Le napolitain est une langue à part entière. Elle n’est ni une déclinaison de l’italien, ni du latin, contrairement à d’autres langues régionales. Six millions de personnes la parlent, même si la langue officielle enseignée dans les écoles est l’italien. Elle a une littérature, une grammaire. En 2013 l’Unesco a publié une liste de langues en danger de disparition et qui méritent d’être protégées. Le napolitain est parmi elles et a été classé patrimoine Unesco.
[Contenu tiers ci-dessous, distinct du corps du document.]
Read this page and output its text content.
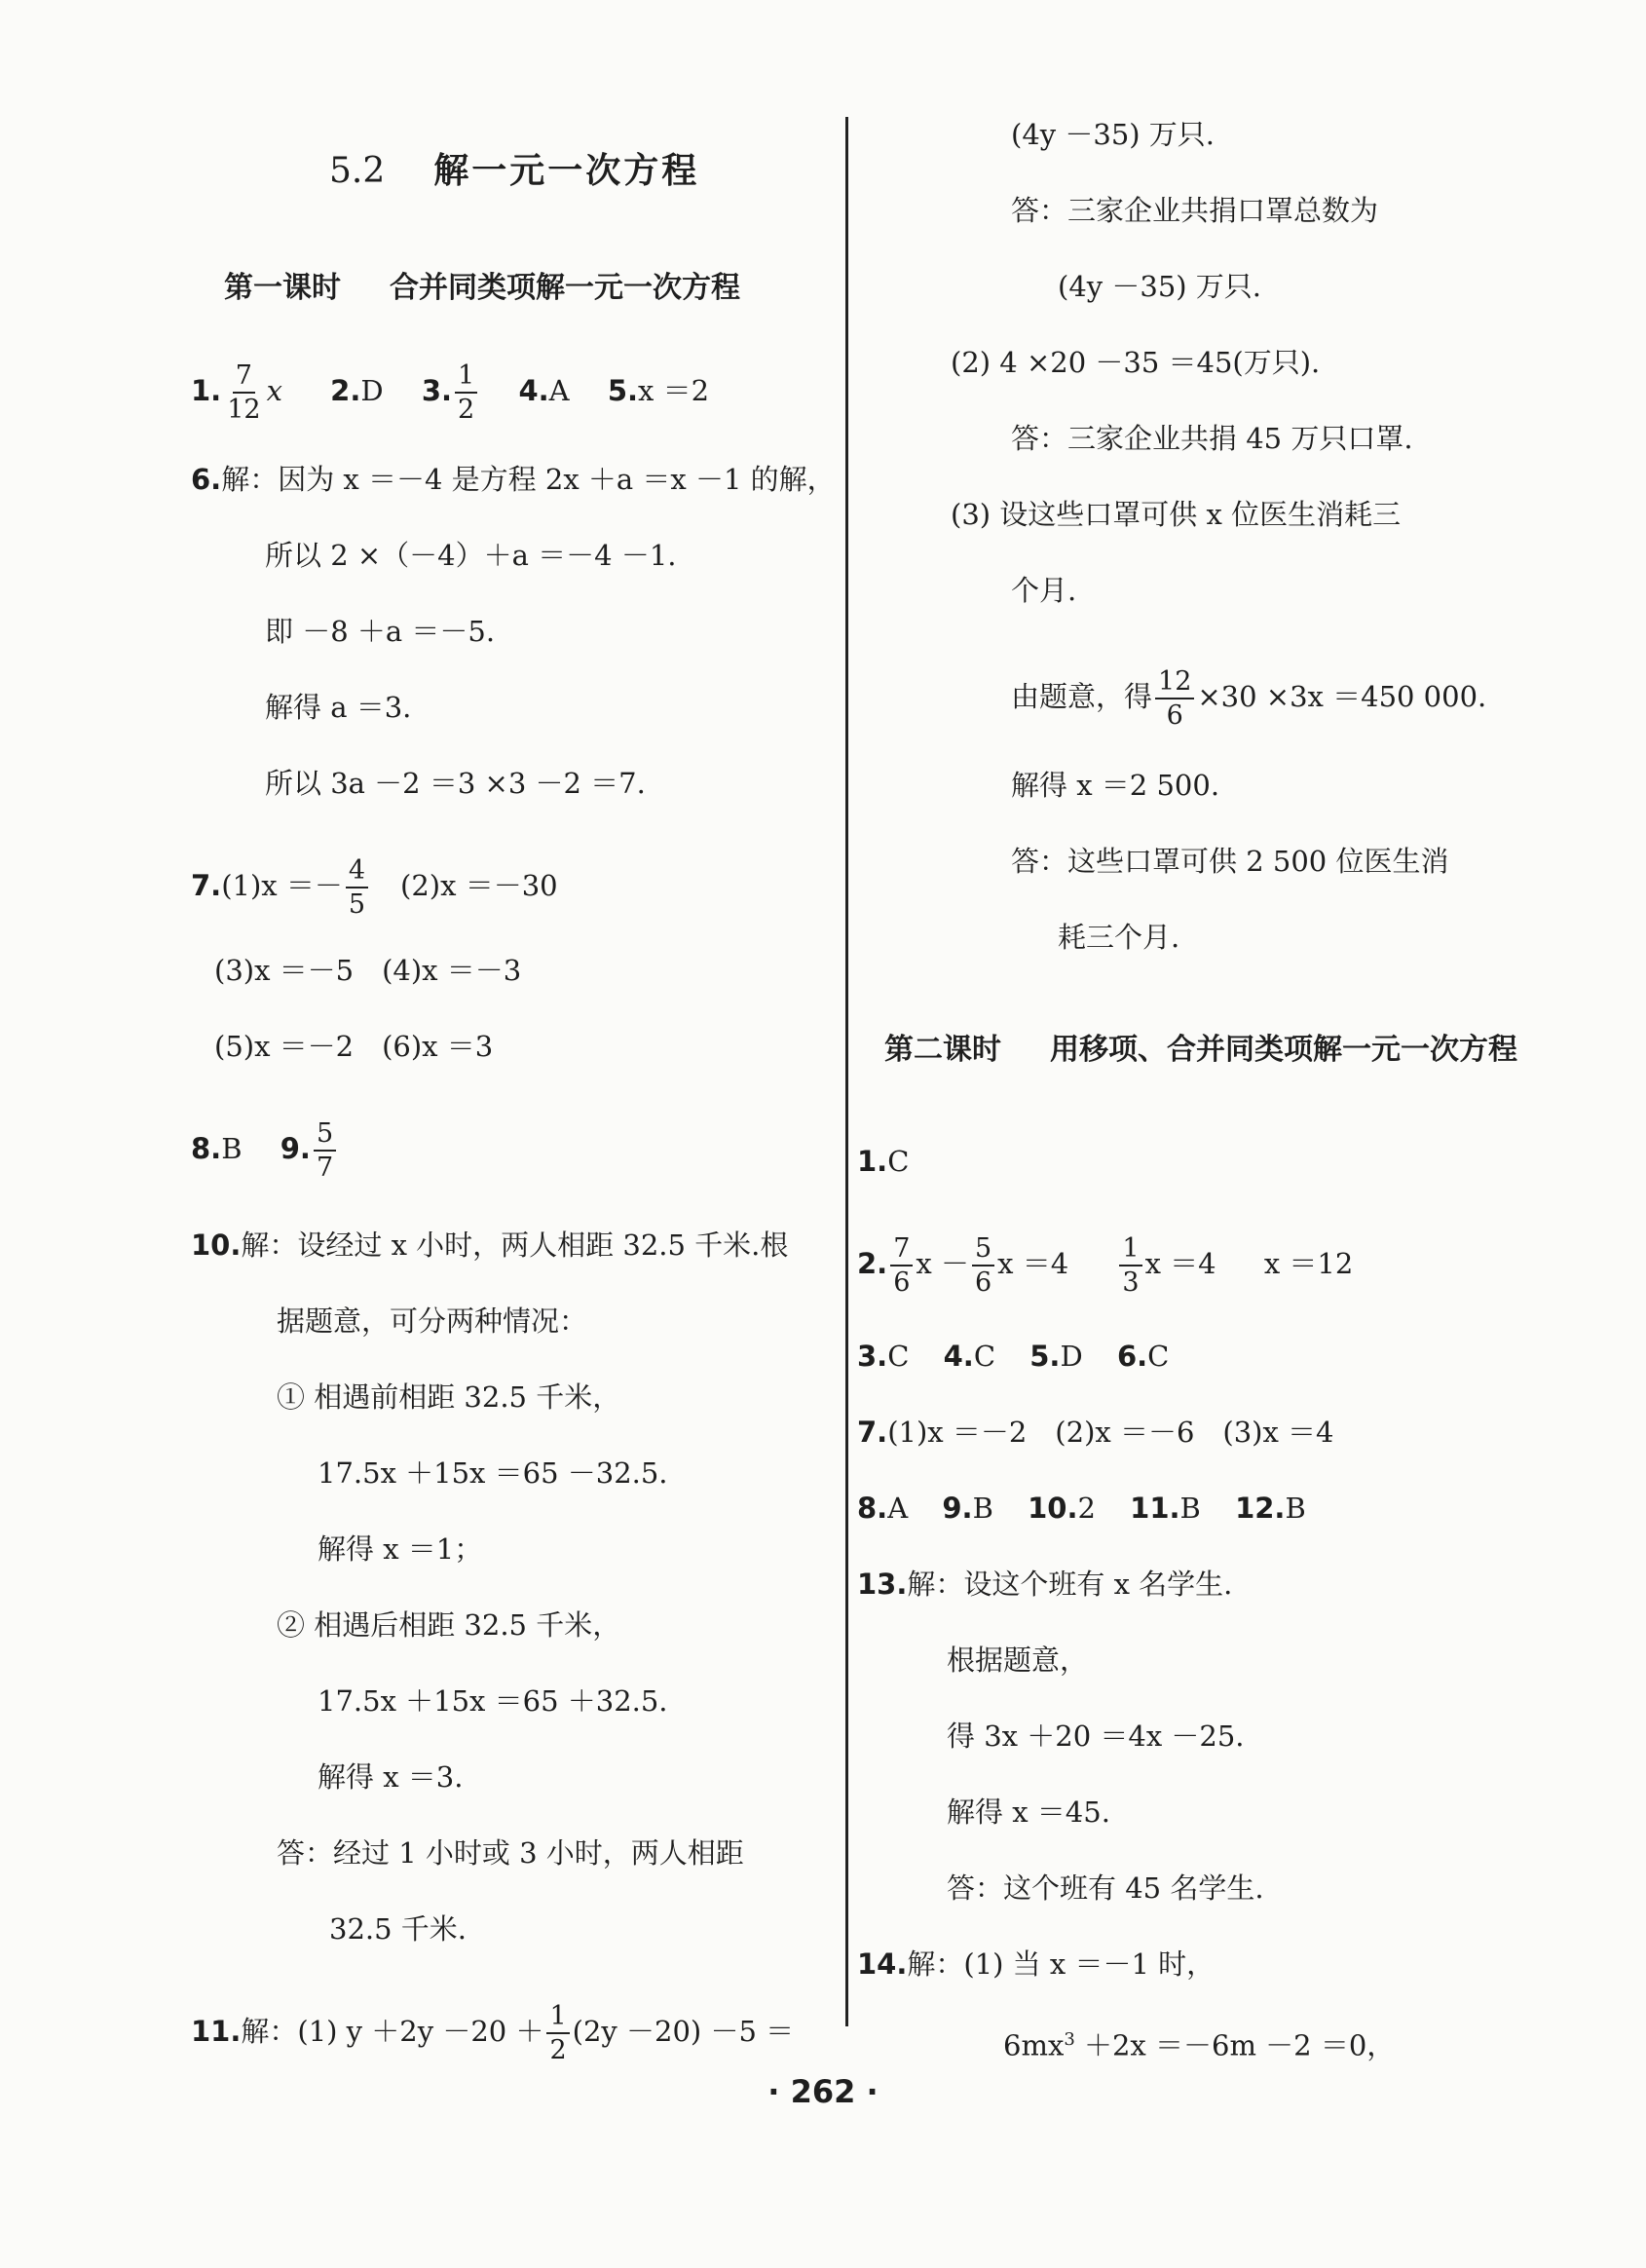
5.2 解一元一次方程
第一课时 合并同类项解一元一次方程
1. $\frac{7}{12}$ x 2.D 3. $\frac{1}{2} 4.A$ 5.x ＝2
6.解：因为 x ＝－4 是方程 2x ＋a ＝x －1 的解，
所以 2 ×（－4）＋a ＝－4 －1.
即 －8 ＋a ＝－5.
解得 a ＝3.
所以 3a －2 ＝3 ×3 －2 ＝7.
$7.(1)x =- \frac{4}{5} (2)x =-30$
(3)x ＝－5　(4)x ＝－3
(5)x ＝－2　(6)x ＝3
8.B 9. $\frac{5}{7}$
10.解：设经过 x 小时，两人相距 32.5 千米.根
据题意，可分两种情况：
① 相遇前相距 32.5 千米，
17.5x ＋15x ＝65 －32.5.
解得 x ＝1；
② 相遇后相距 32.5 千米，
17.5x ＋15x ＝65 ＋32.5.
解得 x ＝3.
答：经过 1 小时或 3 小时，两人相距
32.5 千米.
11.解：(1) $y +2y -20 + \frac{1}{2} (2y -20) -5$ ＝
(4y －35) 万只.
答：三家企业共捐口罩总数为
(4y －35) 万只.
(2) 4 ×20 －35 ＝45(万只).
答：三家企业共捐 45 万只口罩.
(3) 设这些口罩可供 x 位医生消耗三
个月.
由题意，得 $\frac{12}{6} \times 30 \times 3x =450$ 000.
解得 x ＝2 500.
答：这些口罩可供 2 500 位医生消
耗三个月.
第二课时 用移项、合并同类项解一元一次方程
1.C
2. $\frac{7}{6}$ $x - \frac{5}{6}$ $x =4 \frac{1}{3}$ x ＝4 x ＝12
3.C 4.C 5.D 6.C
7.(1)x ＝－2　(2)x ＝－6　(3)x ＝4
8.A 9.B 10.2 11.B 12.B
13.解：设这个班有 x 名学生.
根据题意，
得 3x ＋20 ＝4x －25.
解得 x ＝45.
答：这个班有 45 名学生.
14.解：(1) 当 x ＝－1 时，
$6mx^3 +2x =-6m -2 =0$，
· 262 ·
Quelques exemples de la richesse linguistique du napolitain: 150 mots pour traduire «idiot», 60 pour «argent», 200 pour désigner les parties du corps, 6 000 locutions (contre 3 000 répertoriées dans le reste de l’Italie). Dante en personne qualifiait le parler du Sud de juste milieu entre sermo rusticus (langue rustique) et sermo illustris (langue illustre). Le napolitain, langue romane au même titre que le toscan (devenu langue officielle à partir de l’unification de l’Italie en 1861), est donc le deuxième idiome de la Péninsule. Il inclut les variétés régionales, des Abruzzes jusqu’à la Calabre.
Datée de 960, la «Sentence de Capoue», un acte de vente, est à ce jour le document le plus ancien rédigé non en latin mais dans un italien vulgaire très proche du napolitain.
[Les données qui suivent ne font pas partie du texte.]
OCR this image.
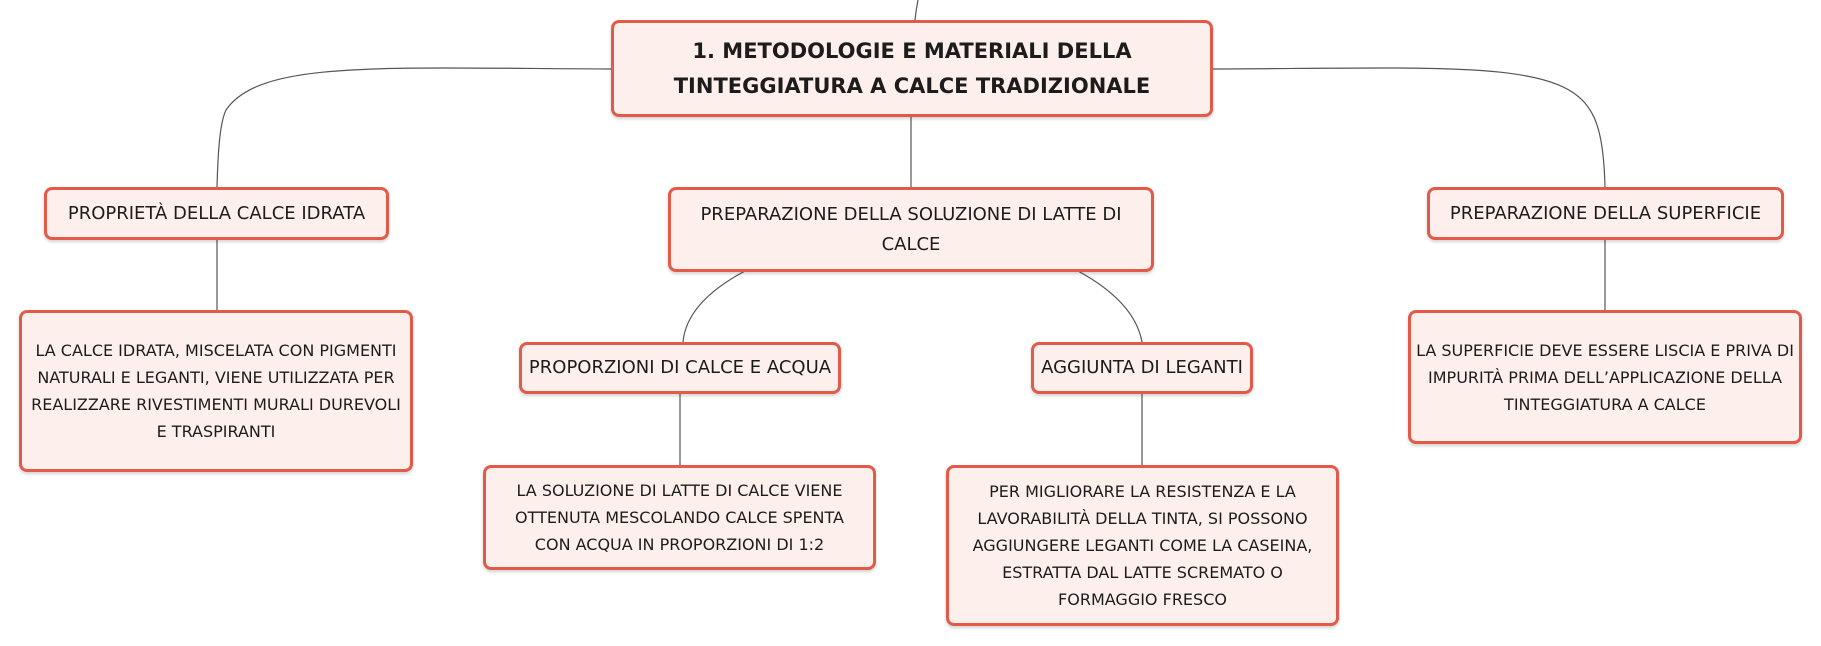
1. METODOLOGIE E MATERIALI DELLA
TINTEGGIATURA A CALCE TRADIZIONALE
PROPRIETÀ DELLA CALCE IDRATA	PREPARAZIONE DELLA SOLUZIONE DI LATTE DI
CALCE
PREPARAZIONE DELLA SUPERFICIE
LA CALCE IDRATA, MISCELATA CON PIGMENTI
NATURALI E LEGANTI, VIENE UTILIZZATA PER
REALIZZARE RIVESTIMENTI MURALI DUREVOLI
E TRASPIRANTI
PROPORZIONI DI CALCE E ACQUA	AGGIUNTA DI LEGANTI
LA SUPERFICIE DEVE ESSERE LISCIA E PRIVA DI
IMPURITÀ PRIMA DELL’APPLICAZIONE DELLA
TINTEGGIATURA A CALCE
LA SOLUZIONE DI LATTE DI CALCE VIENE
OTTENUTA MESCOLANDO CALCE SPENTA
CON ACQUA IN PROPORZIONI DI 1:2
PER MIGLIORARE LA RESISTENZA E LA
LAVORABILITÀ DELLA TINTA, SI POSSONO
AGGIUNGERE LEGANTI COME LA CASEINA,
ESTRATTA DAL LATTE SCREMATO O
FORMAGGIO FRESCO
Les œuvres littéraires, théâtrales et musicales en langue napolitaine foisonnent, et ce à partir du XIIIe siècle. Gambattista Basile écrit au XVIIe siècle le Pentameron, un recueil de cinquante contes pour enfants, premier ouvrage du genre en Europe [[Le réalisateur Matteo Garrone s’en est inspiré pour son dernier film présenté en 2016 au Festival de Cannes: Il racconto dei racconti – A tale of tales]]. Des traductions en napolitain de la Bible, des classiques grecs, latins et italiens remontent pour la plupart au XVIIIe siècle. De même, on ne compte plus les dictionnaires et les grammaires parus dès cette époque.
Le XIXe marque l’essor des chansons, toutes écrites en napolitain, qui se répandent dans le monde entier. Au XXe, des monstres sacrés comme Eduardo De Filippo (théâtre), Roberto De Simone (musique), Totò, Massimo Troisi, Vittorio De Sica (cinéma) ont contribué à faire du napolitain la langue la plus connue parmi celles toujours vivantes en Italie.
Et l’on doit l’ouvrage moderne le plus imposant à un professeur de Cambridge, Adam Ledgeway, auteur d’une “Grammaire diachronique napolitaine” de 1045 pages parue en 2009.
Il existe même une version napolitaine du logiciel Word.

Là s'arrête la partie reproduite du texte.